The certainly worser Bert Waisanen

A wire story reporting on the degrees of bankruptcy facing California and some rational states contains this:

"Numerous things look worse than some past recessions," said Bert Waisanen, a fiscal analyst with the Denver-based National Conference of State Legislatures. "The housing market is worse. Industrial production is worse. Wages are nearly worse."

No punishment is too great for a linguafelon who would construct "nearly worse," and I'm at a loss even to find a label for the assault against both language and logical thought processes. A subjective hypothetical comparison of a non-comparable eventuation resulting in anti-meaning?

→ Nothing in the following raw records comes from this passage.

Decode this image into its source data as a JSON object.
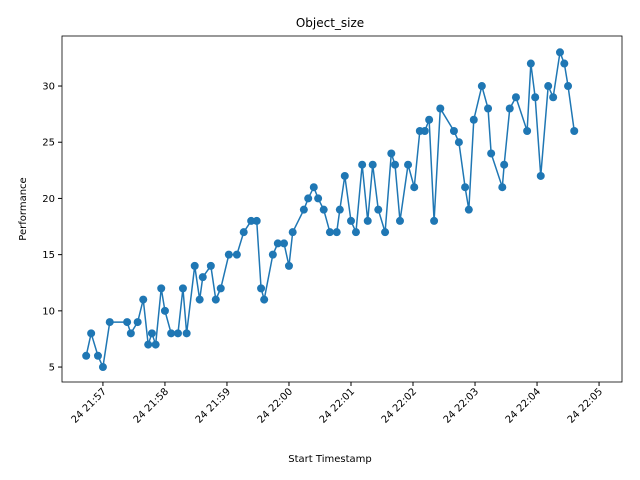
{
  "chart_data": {
    "type": "line",
    "title": "Object_size",
    "xlabel": "Start Timestamp",
    "ylabel": "Performance",
    "x": [
      1316.73,
      1316.81,
      1316.92,
      1317.0,
      1317.11,
      1317.39,
      1317.45,
      1317.56,
      1317.65,
      1317.73,
      1317.79,
      1317.85,
      1317.94,
      1318.0,
      1318.1,
      1318.21,
      1318.29,
      1318.35,
      1318.48,
      1318.56,
      1318.61,
      1318.74,
      1318.82,
      1318.9,
      1319.03,
      1319.16,
      1319.27,
      1319.39,
      1319.48,
      1319.55,
      1319.6,
      1319.74,
      1319.82,
      1319.92,
      1320.0,
      1320.06,
      1320.24,
      1320.31,
      1320.4,
      1320.47,
      1320.56,
      1320.66,
      1320.77,
      1320.82,
      1320.9,
      1321.0,
      1321.08,
      1321.18,
      1321.27,
      1321.35,
      1321.44,
      1321.55,
      1321.65,
      1321.71,
      1321.79,
      1321.92,
      1322.02,
      1322.11,
      1322.19,
      1322.26,
      1322.34,
      1322.44,
      1322.66,
      1322.74,
      1322.84,
      1322.9,
      1322.98,
      1323.11,
      1323.21,
      1323.26,
      1323.44,
      1323.47,
      1323.56,
      1323.66,
      1323.84,
      1323.9,
      1323.97,
      1324.06,
      1324.18,
      1324.26,
      1324.37,
      1324.44,
      1324.5,
      1324.6
    ],
    "series": [
      {
        "name": "Performance",
        "color": "#1f77b4",
        "values": [
          6,
          8,
          6,
          5,
          9,
          9,
          8,
          9,
          11,
          7,
          8,
          7,
          12,
          10,
          8,
          8,
          12,
          8,
          14,
          11,
          13,
          14,
          11,
          12,
          15,
          15,
          17,
          18,
          18,
          12,
          11,
          15,
          16,
          16,
          14,
          17,
          19,
          20,
          21,
          20,
          19,
          17,
          17,
          19,
          22,
          18,
          17,
          23,
          18,
          23,
          19,
          17,
          24,
          23,
          18,
          23,
          21,
          26,
          26,
          27,
          18,
          28,
          26,
          25,
          21,
          19,
          27,
          30,
          28,
          24,
          21,
          23,
          28,
          29,
          26,
          32,
          29,
          22,
          30,
          29,
          33,
          32,
          30,
          26
        ]
      }
    ],
    "xlim": [
      1316.34,
      1325.37
    ],
    "xticks": [
      {
        "value": 1317,
        "label": "24 21:57"
      },
      {
        "value": 1318,
        "label": "24 21:58"
      },
      {
        "value": 1319,
        "label": "24 21:59"
      },
      {
        "value": 1320,
        "label": "24 22:00"
      },
      {
        "value": 1321,
        "label": "24 22:01"
      },
      {
        "value": 1322,
        "label": "24 22:02"
      },
      {
        "value": 1323,
        "label": "24 22:03"
      },
      {
        "value": 1324,
        "label": "24 22:04"
      },
      {
        "value": 1325,
        "label": "24 22:05"
      }
    ],
    "ylim": [
      3.67,
      34.45
    ],
    "yticks": [
      5,
      10,
      15,
      20,
      25,
      30
    ],
    "grid": false
  }
}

To even begin to justify the impossible concept of "nearly worse," his data had to show wages either the same or slightly better, but to say so would have stalled the verbal cavalry charge.



Vocabulary note

One finally gives up and looks up "bling."

It is an unnecessary word and gentlemen should not use it.

Jul 2, 2009

The Roadworthy Travis McGee

Janine: "Oh how I hate that goddam car. That goddam stinking car. How I hate it!"

Travis: "Janine had nailed it. People hate their cars. Daddy doesn't come proudly home with a new one any more. ... We hate our cars, Detroit. Those of us who can possibly get along without them do so very happily. ... they are expensive, murderous machines, and they manage to look glassily contemptuous of of the people who own them. A (broken) car is something that (made Janine) whomp (her) youngest kid too hard and then feel ashamed...".

This McGeeism is available in its insightful entirety in Pale Gray for Guilt, p. 15 of the Fawcett printings.